A common feature of Russian and Slavic funerals is Kolyva, or Coliva, a traditional symbolic food made from wheat and dried fruit. Kolyva is formed into domes and sometimes decorated with sweets or and a candle.
Week-long funerals in Tana Toraja
Photos by Sergey
In the Indonesian region of Tana Toraja, funeral rituals are an important part of communal life. Funerals can last for weeks, with dancing, prayers, feasts and family gatherings. The coffin is carried on a bier shaped like a traditional house (pictured left) and interred in cliff side caves that watch over the village.
The people of Tana Toraja don’t see death the way that we do. When someone dies, they are not gone, just changed. Every few years, the family returns to the cave to wash and re-dress their loved one, giving gifts and food to look after them until the next visit.
Mourning rituals of Japanese Buddhists
Traditional Japanese funerals are called kokubetsu-shiki and are led by Buddhist monks. The bereaved family will dress in black and mourners will present them with envelopes of money as a sympathy gift.
Japanese Buddhists are usually cremated and the family will often observe the cremation as a sign of respect. Afterwards, the family take part in a ritual called kotsuage, where they sort through the cremation ashes with chopsticks (pictured right). Any fragments are placed in an urn, which is buried at the family grave.
Amazing Ghanaian fantasy coffins
Photos by Regula Tschumi
In the West African country of Ghana, funerals are more like giant family reunions or parties than a sombre ceremony. There’ll be singing and dancing, as well as plenty of food and drink.
Nothing embodies the joyful spirit of Ghanaian funerals quite like fantasy coffins. These handcrafted wooden coffins come in almost any shape imaginable, from birds and beasts, to designer shoes and mobile phones.

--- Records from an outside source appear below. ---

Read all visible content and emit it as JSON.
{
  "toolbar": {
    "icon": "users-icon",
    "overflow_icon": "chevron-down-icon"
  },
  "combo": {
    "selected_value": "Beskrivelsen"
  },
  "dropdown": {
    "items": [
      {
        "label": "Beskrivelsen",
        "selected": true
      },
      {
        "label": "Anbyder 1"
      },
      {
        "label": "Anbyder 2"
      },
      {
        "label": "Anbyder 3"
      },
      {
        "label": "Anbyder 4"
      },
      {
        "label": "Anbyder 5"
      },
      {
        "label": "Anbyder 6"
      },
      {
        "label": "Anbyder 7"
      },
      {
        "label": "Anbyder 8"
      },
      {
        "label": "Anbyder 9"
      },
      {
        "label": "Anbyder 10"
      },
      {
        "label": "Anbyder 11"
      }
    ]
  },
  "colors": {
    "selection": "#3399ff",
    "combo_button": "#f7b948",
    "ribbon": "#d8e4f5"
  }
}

The coffins usually reflect the hobbies, personality or career of the person who has died. For example, a fish-shaped coffin is a common request for fishermen, or important leaders are often buried in a wooden lion.
Colourful Alaskan spirit houses
Photos by Zdenek Svoboda and Theo Liane
In the small town of Eklutna, Alaska, indigenous traditions have mixed with Orthodox Christian beliefs in the form of these brightly coloured graves. They are known as spirit houses. After someone dies, the family will erect a spirit house to cover their body, painted in the family’s colours.
According to native Athabascan beliefs, everything taken from the earth must be allowed to return to it. Therefore the spirit houses are not maintained or repainted, but allowed to crumble and become part of nature again.
Cremation on the sacred Ganges
Photo by Dennis Jarvis
The River Ganges is the most sacred place for Hindus. Its waters are believed to cleanse the spirit and the river is the path by which souls can ascend from earth to heaven.
When a Hindu dies, they are traditionally wrapped in an orange shroud and cremated on the banks of the river. Their ashes are then scattered onto the sacred waters so that they can make their way to heaven.
Now that Hindus live all over the world, many choose to be cremated near their home and then have their ashes repatriated to India to be scattered on the Ganges. Hindus may also scatter ashes on other rivers, as every river is symbolic of the Ganges’ purity and spiritual significance.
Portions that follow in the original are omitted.